As documented by the Office of Student Success in the six months between October 2014 and last April, advisers:
- conducted more than 19,000 in-person discussions with students;
- participated in more than 5,700 email or online advising sessions;
- advised more than 700 students by phone; and
- reached out to assist more than 12,000 students after scrutinizing their files.
In all, the president said, the advisers made more than 40,200 contacts with students during that brief initial usage period.
McPhee noted that the Association of Public and Land-grant Universities also named MTSU one of five national finalists for its Project Degree Completion Award. The honor recognizes institutions that employ innovative approaches to improve retention and degree completion.
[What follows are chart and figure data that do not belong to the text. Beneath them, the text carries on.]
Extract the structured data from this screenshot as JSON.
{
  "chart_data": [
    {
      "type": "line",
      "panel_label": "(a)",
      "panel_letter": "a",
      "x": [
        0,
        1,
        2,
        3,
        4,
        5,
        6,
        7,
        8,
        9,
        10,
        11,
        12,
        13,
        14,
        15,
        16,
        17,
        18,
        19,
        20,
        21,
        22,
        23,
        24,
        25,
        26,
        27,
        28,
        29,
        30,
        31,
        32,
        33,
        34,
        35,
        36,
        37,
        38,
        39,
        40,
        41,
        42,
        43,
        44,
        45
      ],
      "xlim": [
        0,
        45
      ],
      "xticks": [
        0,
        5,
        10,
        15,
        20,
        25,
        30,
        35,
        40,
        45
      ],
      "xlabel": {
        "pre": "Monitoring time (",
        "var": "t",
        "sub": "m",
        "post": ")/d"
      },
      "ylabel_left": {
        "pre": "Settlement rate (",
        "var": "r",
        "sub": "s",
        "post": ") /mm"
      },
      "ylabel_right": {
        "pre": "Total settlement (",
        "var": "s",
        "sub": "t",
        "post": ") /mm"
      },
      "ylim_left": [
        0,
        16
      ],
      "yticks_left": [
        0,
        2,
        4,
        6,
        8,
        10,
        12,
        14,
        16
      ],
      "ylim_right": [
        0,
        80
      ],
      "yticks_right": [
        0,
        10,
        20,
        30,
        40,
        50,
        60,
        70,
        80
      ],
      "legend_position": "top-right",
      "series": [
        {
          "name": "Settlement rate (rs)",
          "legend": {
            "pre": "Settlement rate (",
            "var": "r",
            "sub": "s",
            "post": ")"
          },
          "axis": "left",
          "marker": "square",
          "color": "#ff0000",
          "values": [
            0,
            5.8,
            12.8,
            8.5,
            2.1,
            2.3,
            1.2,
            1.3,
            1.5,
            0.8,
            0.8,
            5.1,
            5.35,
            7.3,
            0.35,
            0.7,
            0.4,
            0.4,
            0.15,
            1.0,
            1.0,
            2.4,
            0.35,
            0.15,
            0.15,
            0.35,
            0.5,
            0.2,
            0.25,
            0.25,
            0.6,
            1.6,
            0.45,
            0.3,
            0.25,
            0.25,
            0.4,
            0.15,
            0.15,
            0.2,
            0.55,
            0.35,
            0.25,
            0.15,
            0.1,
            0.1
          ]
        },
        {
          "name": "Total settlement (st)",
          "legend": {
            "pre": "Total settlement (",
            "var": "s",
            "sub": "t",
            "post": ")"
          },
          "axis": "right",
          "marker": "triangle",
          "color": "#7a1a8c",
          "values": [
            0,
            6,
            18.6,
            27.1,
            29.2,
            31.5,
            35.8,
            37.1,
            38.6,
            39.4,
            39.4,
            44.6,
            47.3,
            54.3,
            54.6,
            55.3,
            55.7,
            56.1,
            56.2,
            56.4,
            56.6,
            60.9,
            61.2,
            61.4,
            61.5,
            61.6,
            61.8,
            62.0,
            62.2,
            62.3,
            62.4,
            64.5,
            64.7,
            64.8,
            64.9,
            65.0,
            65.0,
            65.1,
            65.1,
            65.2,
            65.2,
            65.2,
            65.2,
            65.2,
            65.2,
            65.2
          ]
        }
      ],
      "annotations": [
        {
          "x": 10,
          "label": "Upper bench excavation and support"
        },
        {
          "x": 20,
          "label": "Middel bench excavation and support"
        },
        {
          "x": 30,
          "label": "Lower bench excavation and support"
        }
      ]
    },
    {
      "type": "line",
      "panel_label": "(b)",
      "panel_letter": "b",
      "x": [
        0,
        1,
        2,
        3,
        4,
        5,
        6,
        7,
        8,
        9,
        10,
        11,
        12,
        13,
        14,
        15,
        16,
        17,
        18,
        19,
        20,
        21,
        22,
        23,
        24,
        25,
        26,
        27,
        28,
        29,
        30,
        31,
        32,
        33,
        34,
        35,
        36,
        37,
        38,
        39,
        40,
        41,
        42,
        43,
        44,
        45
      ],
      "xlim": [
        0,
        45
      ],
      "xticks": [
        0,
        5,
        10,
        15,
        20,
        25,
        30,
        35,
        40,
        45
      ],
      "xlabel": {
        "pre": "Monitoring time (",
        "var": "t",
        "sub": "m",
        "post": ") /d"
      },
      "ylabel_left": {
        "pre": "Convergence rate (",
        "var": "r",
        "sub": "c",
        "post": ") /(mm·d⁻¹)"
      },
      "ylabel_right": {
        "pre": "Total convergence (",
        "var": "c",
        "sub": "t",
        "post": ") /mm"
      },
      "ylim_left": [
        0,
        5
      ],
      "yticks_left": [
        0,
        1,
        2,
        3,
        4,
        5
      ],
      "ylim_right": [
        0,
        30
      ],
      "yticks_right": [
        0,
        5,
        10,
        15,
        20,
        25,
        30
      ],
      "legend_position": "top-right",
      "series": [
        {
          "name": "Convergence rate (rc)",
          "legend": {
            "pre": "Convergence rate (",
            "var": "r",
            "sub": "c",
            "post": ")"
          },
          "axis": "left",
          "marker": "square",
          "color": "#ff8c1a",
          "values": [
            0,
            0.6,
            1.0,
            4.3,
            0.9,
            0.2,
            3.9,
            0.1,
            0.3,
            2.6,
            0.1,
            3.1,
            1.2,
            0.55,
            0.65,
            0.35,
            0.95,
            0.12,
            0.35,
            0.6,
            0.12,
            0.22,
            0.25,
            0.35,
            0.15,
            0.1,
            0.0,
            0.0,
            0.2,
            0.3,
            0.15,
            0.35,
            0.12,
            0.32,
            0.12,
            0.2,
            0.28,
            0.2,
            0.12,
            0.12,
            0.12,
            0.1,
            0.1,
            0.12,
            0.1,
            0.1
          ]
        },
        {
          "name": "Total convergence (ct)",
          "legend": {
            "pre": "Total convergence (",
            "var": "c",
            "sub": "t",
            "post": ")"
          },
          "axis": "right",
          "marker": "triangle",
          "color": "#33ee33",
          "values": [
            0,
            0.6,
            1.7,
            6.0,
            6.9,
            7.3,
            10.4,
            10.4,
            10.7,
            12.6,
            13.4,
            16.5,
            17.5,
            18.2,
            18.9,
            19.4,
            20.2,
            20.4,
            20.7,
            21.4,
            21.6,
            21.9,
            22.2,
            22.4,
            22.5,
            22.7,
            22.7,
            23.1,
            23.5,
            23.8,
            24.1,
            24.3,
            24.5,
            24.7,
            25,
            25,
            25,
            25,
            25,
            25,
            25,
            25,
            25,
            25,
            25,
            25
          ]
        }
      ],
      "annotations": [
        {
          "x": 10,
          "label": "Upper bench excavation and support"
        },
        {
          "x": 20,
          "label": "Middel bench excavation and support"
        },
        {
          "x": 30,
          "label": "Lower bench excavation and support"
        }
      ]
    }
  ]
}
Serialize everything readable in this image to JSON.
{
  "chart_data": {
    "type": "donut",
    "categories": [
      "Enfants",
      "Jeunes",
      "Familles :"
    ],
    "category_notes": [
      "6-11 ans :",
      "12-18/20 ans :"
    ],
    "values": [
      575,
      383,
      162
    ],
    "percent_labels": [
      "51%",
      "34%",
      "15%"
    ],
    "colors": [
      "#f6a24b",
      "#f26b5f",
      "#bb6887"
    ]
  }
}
McPhee also praised the Division of University Advancement for making fiscal year 2015 one of the top five fundraising years in MTSU history.
Gifts to MTSU in that time period exceeded $11 million, including the establishment of an international scholarship program and major donations to the University Honors College, the College of Behavioral and Health Sciences and the Blue Raider Athletic Association.
In looking ahead, McPhee addressed upcoming work on reaccreditation by the Southern Association of Colleges and Schools Commission on Colleges, which sets standards to assure academic credibility and effectiveness in higher education in the Southern states.
Representatives of the accrediting body are scheduled to visit MTSU in March 2016. In preparation for that visit, McPhee noted that MT Engage, a plan to help faculty infuse their classes with more stimulating teaching, was initiated in fall 2014. Plans are underway for a full-scale launch of MT Engage in fall 2016.
“Clearly, the university is committed to the success of every student, and we have committed considerable resources to making MTSU a success-oriented institution,” McPhee said.
That commitment includes facility upgrades, he said, noting among other projects the ongoing renovations to the Davis and Wiser-Patten science buildings and the Bell Street multipurpose building as well as the recently opened Adams Indoor Tennis Complex at Old Fort Park that will be home to Blue Raider tennis.
You can read the president’s address in its entirety via PDF here.
The Fall Faculty Meeting is also a time where outstanding faculty awards are presented. Dr. Carroll Van West, director of the Center for Historic Preservation and Tennessee State Historian, received the Career Achievement Award.